What does an ancient Greek philosopher have to do with information sciences? SIS Assistant Professor Brian Dobreski answered that in a spring 2021 special topics course, Knowledge of Organization Systems, when he had students read and discuss Aristotle’s writing, “Categories.” Not only did it provide some interesting discourse, it inspired Dobreski to write a paper, “Re-examining Aristotle’s Categories as a Knowledge Organization System,”an which earned the Best Paper Award at the recent North American Symposium on Knowledge Organization (NASKO) conference.
Spring 2021 was the first time this course was taught at SIS, and its focus is to teach students how to make and assess knowledge organization systems such as classifications, ontologies, and taxonomies. “Categories” is Aristotle’s own creation of a system to label things that exist, and studying it was crucial because his methodologies still influence how we think about categorization today, Dobreski said.
“The course was the theory behind how we build these systems, and design them, and assess them; and to get into that, we got into how do you name something, how do different cultures decide how to name things. It started off very conceptual, which is why we started off with Aristotle,” Dobreski said. “It shows that we’ve been asking the same questions for hundreds of years, and out of this we’ve developed an ongoing understanding of concepts and the words we use to describe them and their relationships.”
To gives students’ practical, hands-on experience in creating a knowledge organization system, Dobreski asked them to make their own taxonomies and ontologies by describing the world of a television series.
“They went into these little mini universes and had a chance to test their skills. This skill is coming up more and more in job requirements and job postings for positions that we want to see our alums go into,” Dobreski said. “I think we had a lot of fun during the class and I think they did too from reading their evaluations.”
One of the MSIS students who took the course, Justin Blair, said his undergraduates degree focused on literary classics, so he was impressed with Dobreski’s push to engage students with writings such as Aristotle’s.

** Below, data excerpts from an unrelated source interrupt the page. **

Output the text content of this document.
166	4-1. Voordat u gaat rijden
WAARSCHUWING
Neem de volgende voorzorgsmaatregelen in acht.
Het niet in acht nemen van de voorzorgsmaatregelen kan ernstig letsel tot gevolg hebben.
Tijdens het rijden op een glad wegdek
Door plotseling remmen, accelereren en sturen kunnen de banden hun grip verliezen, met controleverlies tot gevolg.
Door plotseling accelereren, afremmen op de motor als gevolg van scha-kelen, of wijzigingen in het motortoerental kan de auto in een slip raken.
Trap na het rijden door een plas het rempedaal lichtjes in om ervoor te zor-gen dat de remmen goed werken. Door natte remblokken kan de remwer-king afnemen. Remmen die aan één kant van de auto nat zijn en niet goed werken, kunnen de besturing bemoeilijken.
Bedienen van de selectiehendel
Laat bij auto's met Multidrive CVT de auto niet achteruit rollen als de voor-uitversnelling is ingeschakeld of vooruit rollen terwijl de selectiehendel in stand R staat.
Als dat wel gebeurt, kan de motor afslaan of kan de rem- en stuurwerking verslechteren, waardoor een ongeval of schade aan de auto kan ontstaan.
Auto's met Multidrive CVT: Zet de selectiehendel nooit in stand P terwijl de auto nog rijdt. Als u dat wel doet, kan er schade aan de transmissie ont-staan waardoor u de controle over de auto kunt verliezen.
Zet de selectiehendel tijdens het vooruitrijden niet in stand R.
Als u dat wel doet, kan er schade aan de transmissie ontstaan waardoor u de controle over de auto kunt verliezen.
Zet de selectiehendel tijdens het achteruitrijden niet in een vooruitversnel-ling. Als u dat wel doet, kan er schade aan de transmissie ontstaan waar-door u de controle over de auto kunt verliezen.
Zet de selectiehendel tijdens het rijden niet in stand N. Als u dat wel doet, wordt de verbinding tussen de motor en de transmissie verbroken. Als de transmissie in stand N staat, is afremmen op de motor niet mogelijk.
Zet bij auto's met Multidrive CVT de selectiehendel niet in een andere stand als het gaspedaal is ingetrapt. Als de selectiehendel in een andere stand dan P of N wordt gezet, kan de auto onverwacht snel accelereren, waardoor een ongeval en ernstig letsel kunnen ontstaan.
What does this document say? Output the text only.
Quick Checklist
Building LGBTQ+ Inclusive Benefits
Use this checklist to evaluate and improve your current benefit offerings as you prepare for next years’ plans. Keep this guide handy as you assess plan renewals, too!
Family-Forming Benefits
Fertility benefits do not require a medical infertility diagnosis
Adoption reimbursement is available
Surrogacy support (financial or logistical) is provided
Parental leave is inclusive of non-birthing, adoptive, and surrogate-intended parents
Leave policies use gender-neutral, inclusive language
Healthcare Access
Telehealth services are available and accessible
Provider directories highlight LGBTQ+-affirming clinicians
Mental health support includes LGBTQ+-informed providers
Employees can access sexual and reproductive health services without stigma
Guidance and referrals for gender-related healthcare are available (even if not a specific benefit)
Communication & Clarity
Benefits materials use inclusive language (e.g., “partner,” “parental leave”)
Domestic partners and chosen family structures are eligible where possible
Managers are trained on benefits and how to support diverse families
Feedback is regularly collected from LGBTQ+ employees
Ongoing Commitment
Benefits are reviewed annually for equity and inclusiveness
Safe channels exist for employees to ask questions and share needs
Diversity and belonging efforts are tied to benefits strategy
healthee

“The course was well thought-out and engaging, a perfect mix of practical activities and theoretical discussions…Dr. Dobreski has a knack for breaking down dense and complicated readings, and I always came away from his lectures with a much better understanding of the material,” Blair said. “Dr. Dobreski is masterful at giving student basic skills and concepts, then building upon them incrementally over the semester so that you end up able to tackle big projects that would otherwise seem quite intimidating.”
Dobreski said he hopes to be able to offer the course again this spring, and also hopes that his paper will aid students in the next Knowledge of Organization Systems class to better understand the throughline of what Aristotle did in his time with categorization and how that relates to contemporary knowledge organization systems.